Every time the connector scheduler polls a vendor and normalizes a batch of events, AiSOC computes a stable schema fingerprint — a SHA-256 hash of the sorted set of top-level field names in the normalized payload. That fingerprint is stored on the connector instance.

On the next poll:

  • If the fingerprint matches, we record a successful run.
  • If it changes, we diff the previous and current field sets, persist the drift event with added/removed fields and the previous/current fingerprint, and surface it via the connector health API.

Because the hash is over the normalized schema (not the raw vendor payload), it is stable across order-of-fields changes, cosmetic vendor renames that the connector silently rewrites, and value-only changes — but it changes the moment a real field appears or disappears.

Why fingerprints, not full diffs

The naive design is "store the whole schema and diff it every time." We don't, for three reasons:

  1. Cheap to compute, cheap to store. A 32-byte hash per connector beats keeping every prior schema around.
  2. No PII or vendor data leaks into the audit trail. The fingerprint reveals nothing about the events themselves — it's a one-way hash of the field-name set.
  3. Equality check is O(1). The hot path on every poll is a single string compare.

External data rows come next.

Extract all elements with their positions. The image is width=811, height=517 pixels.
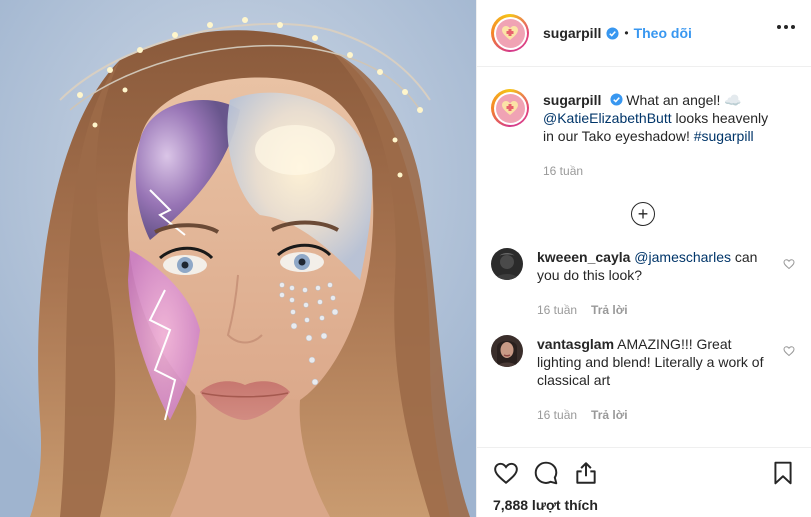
caption-mention[interactable]: @KatieElizabethButt bbox=[543, 110, 672, 126]
share-upload-icon[interactable] bbox=[573, 460, 599, 486]
comment-row: kweeen_cayla @jamescharles can you do th… bbox=[491, 248, 795, 319]
comment-username[interactable]: kweeen_cayla bbox=[537, 249, 630, 265]
comment-like-heart-icon[interactable] bbox=[783, 345, 795, 357]
commenter-avatar[interactable] bbox=[491, 248, 523, 280]
post-actions-bar: 7,888 lượt thích bbox=[477, 447, 811, 517]
user-photo-icon bbox=[491, 248, 523, 280]
author-avatar[interactable] bbox=[491, 14, 529, 52]
caption-username[interactable]: sugarpill bbox=[543, 92, 601, 108]
post-image bbox=[0, 0, 476, 517]
caption-author-avatar[interactable] bbox=[491, 89, 529, 127]
caption-meta: 16 tuần bbox=[543, 162, 775, 180]
caption-text: sugarpill What an angel! ☁️ @KatieElizab… bbox=[543, 91, 775, 180]
post-photo[interactable] bbox=[0, 0, 476, 517]
post-header: sugarpill • Theo dõi bbox=[477, 0, 811, 67]
post-side-panel: sugarpill • Theo dõi sugarpill What an a… bbox=[476, 0, 811, 517]
comment-meta: 16 tuần Trả lời bbox=[537, 301, 769, 319]
comment-row: vantasglam AMAZING!!! Great lighting and… bbox=[491, 335, 795, 424]
comment-time[interactable]: 16 tuần bbox=[537, 408, 577, 422]
heart-logo-icon bbox=[502, 101, 518, 115]
caption-time[interactable]: 16 tuần bbox=[543, 164, 583, 178]
comment-time[interactable]: 16 tuần bbox=[537, 303, 577, 317]
like-count[interactable]: 7,888 lượt thích bbox=[493, 497, 796, 513]
comment-text: kweeen_cayla @jamescharles can you do th… bbox=[537, 248, 769, 319]
comment-text: vantasglam AMAZING!!! Great lighting and… bbox=[537, 335, 769, 424]
caption-hashtag[interactable]: #sugarpill bbox=[694, 128, 754, 144]
follow-button[interactable]: Theo dõi bbox=[634, 25, 692, 41]
heart-logo-icon bbox=[502, 26, 518, 40]
comment-bubble-icon[interactable] bbox=[533, 460, 559, 486]
load-more-comments-button[interactable]: + bbox=[631, 202, 655, 226]
comments-section: sugarpill What an angel! ☁️ @KatieElizab… bbox=[477, 67, 811, 452]
heart-icon[interactable] bbox=[493, 460, 519, 486]
bookmark-icon[interactable] bbox=[770, 460, 796, 486]
user-photo-icon bbox=[491, 335, 523, 367]
caption-intro: What an angel! ☁️ bbox=[626, 92, 742, 108]
reply-button[interactable]: Trả lời bbox=[591, 303, 628, 317]
action-icons bbox=[493, 460, 796, 486]
load-more-comments: + bbox=[491, 202, 795, 226]
caption-row: sugarpill What an angel! ☁️ @KatieElizab… bbox=[491, 89, 795, 180]
reply-button[interactable]: Trả lời bbox=[591, 408, 628, 422]
author-username[interactable]: sugarpill bbox=[543, 25, 601, 41]
comment-mention[interactable]: @jamescharles bbox=[634, 249, 731, 265]
verified-badge-icon bbox=[606, 26, 619, 40]
separator-dot: • bbox=[624, 26, 629, 40]
commenter-avatar[interactable] bbox=[491, 335, 523, 367]
more-options-icon[interactable] bbox=[777, 25, 795, 29]
comment-username[interactable]: vantasglam bbox=[537, 336, 614, 352]
verified-badge-icon bbox=[610, 93, 623, 106]
plus-icon: + bbox=[637, 204, 649, 224]
comment-like-heart-icon[interactable] bbox=[783, 258, 795, 270]
comment-meta: 16 tuần Trả lời bbox=[537, 406, 769, 424]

When drift is detected, we then also persist the human-readable diff (added/removed/previous_fingerprint) so an operator can read what changed without recomputing it.

Health surface

GET /api/v1/connectors/health returns a tenant-scoped health summary:

{
"total": 12,
"healthy": 10,
"degraded": 1,
"error": 0,
"drift_in_last_24h": 1,
"events_dropped_total": 247,
"instances": [
{
"id": "...",
"connector_id": "github",
"name": "github-prod",
"health_status": "healthy",
"schema_fingerprint": "a3f9...",
"last_schema_drift_at": null,
"last_drift_details": null,
"events_dropped": 0,
"last_run_at": "2026-05-07T22:31:04Z"
}
]
}

The per-instance fields:

FieldMeaning
schema_fingerprintCurrent normalized-schema hash.
last_schema_drift_atTimestamp of the most recent drift event (null if never).
last_drift_details{ "added": [...], "removed": [...], "previous_fingerprint": "..." }.
events_droppedCumulative count of events the pre-ingest filter dropped (see Security data pipeline).
health_statushealthy, degraded, or error — derived from recent run history.

Operational notes

  • Drift is not a failure. A drift event is informational: it says "the shape of your incoming events changed". The connector keeps polling. You decide whether to investigate, update the normalizer, or accept the change.
  • First run sets the baseline. A connector with no prior fingerprint adopts the first observed one without raising drift; only subsequent polls trigger drift events.
  • Empty batches don't reset the fingerprint. A poll that returns zero events leaves the prior fingerprint intact, so transient vendor outages don't show up as drift.

Where it lives in the code

  • Fingerprinting helpers: services/connectors/app/pipeline/fingerprint.py
  • Filter rules (used to compute events_dropped): services/connectors/app/pipeline/filter_rules.py
  • Drift integration in the polling loop: services/connectors/app/scheduler.py
  • API surface: services/api/app/api/v1/endpoints/connectors.py (/health)
  • Schema migration: services/api/migrations/026_connector_schema_drift.sql

If you're adding a new connector, you don't need to do anything — the scheduler computes the fingerprint from the normalized batch your normalize() returns. Drift detection is implicit.